9. Make time for fun: Make time to be together without a purpose, without addressing an issue, or talking something out. Make time to be together, having fun, and nurturing your relationship through time spent together. Set aside time each week to grab coffee or grab breakfast together. Our youngest son loves to drive through back roads at night and listen to music. During spring baseball we do a lot of driving around Oklahoma, so on long night-drives home we turn on music and enjoy our time together. It doesn’t take a lot to do the things they love!

10. Don’t make fun of them: Having fun, poking fun, and joking around are all good things as long as you aren’t doing it all at the expense of your kid. Make sure you are doing things in a respectful way and listen to them if they communicate otherwise. Be especially careful how you tease him in front of his peers!

11. Be a good sport: It’s a good idea to grow your skin as thick as possible during these years. Don’t take offense at every joke or every burn. Learn to shake things off and receive some good natured teasing. 

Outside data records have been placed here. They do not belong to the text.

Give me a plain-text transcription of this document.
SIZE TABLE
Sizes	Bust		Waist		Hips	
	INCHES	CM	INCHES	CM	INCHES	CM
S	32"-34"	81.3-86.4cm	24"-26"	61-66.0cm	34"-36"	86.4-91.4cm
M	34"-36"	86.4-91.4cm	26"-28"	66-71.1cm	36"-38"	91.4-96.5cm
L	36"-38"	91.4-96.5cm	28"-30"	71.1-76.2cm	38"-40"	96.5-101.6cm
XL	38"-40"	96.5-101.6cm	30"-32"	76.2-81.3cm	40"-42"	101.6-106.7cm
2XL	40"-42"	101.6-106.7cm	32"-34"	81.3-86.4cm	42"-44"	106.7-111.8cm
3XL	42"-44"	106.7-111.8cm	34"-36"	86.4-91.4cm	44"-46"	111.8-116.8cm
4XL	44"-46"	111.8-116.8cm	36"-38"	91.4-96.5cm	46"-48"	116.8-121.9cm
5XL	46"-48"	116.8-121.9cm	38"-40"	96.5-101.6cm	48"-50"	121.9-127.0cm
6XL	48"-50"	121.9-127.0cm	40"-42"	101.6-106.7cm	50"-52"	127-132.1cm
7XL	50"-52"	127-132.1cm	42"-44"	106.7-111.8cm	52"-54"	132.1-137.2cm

12. Be repentant: The words “I’m sorry” go a long way in every relationship – even with your children. Parents are human and make plenty of mistakes. It’s ok to be honest about those you make and how they affect your child. Be willing to own up to what you do wrong, repent, and work to keep from making that mistake again. Apologizing goes a long way to keeping your relationship healthy and strong during the teen years. 

13. Know the culture: Every generation is different. Every teenager is different from their parents. Don’t scoff at what is currently going on, be informed. You don’t need to love everything about their generation but knowing current artists, shows, styles, social media platforms, and slang goes a long way.

Don’t lose heart when the relationship changes. It’s a bumpy time for everyone involved. Your child needs to push away and gain independence to be a healthy adult. Those gangly boys with changing voices don’t have it all together or know everything. They’re still young and need a lot of guidance, grace, and patience as they navigate their way through the teen years and all the changes these years bring.